Last week I went to the Semantic Conference in San Jose. Before I went there I was pretty new to the whole Semantic Web, so the conference gave me a chance to discover some interesting things.
One of the people I met at the conference is Peter Mika from Yahoo! Research. He is working on SearchMonkey, which is a service offered by Yahoo! that lets developers and site owners represent search results in a more appealing way. Allowing site owners to create more enhanced results can give a boost to the relevant traffic to the website.

A Searchmonkey enabled search result
A SearchMonkey application consists of structured data and a PHP script. The data may be either cached or loaded at runtime. A number of ontologies are available to be used in these applications. One of those is the GoodRelations ontology by Martin Hepp (discussed by Stijn in a previous blog post). Although the entire Semantic Web movement has goals that go far beyond this kind of functionality, it is something quite helpful, and I am curious to see how it evolves.
Google uses something they call Rich Snippets. It is similar in the sense that site owners need to provide structured data but the visualization is controlled by Google.

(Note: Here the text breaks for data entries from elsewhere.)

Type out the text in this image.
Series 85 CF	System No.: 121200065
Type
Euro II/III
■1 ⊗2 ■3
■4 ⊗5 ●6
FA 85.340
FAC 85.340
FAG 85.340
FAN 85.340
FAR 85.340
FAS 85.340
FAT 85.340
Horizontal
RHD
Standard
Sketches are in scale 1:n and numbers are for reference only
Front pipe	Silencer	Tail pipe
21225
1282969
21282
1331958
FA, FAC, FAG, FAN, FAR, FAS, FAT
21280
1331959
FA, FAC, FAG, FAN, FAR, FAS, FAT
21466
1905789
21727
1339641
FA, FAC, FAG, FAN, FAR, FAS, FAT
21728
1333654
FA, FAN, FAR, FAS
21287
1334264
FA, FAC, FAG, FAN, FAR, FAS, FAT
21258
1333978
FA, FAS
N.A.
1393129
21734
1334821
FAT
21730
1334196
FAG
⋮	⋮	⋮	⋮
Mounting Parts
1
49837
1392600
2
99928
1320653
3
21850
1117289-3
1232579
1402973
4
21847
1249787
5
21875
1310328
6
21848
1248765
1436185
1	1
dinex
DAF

Mircosoft’s Bing search engine doesn’t seem to be using structured data in this way. Structured data provided by site owners is not yet used by Bing. It uses intelligent data extraction to populate the document preview caption and the website’s result after a search.
Yahoo! leaves the customization up to the site owners themselves. With Google you can choose the data and Bing has still some work to do in this area.
Unfortunately it is still hard to find some nice examples that make use of SearchMonkey. Have you seen any? Created any apps?
What whould you like to use? A system that lets you create the apps or does it for you?
3 Comments
Yahoo is definitely a leader here, both in time and in approach: the power in the Web is within its users. Google has adopted well. Bing is a special beast: I like the way they have chosen for specialization in some areas.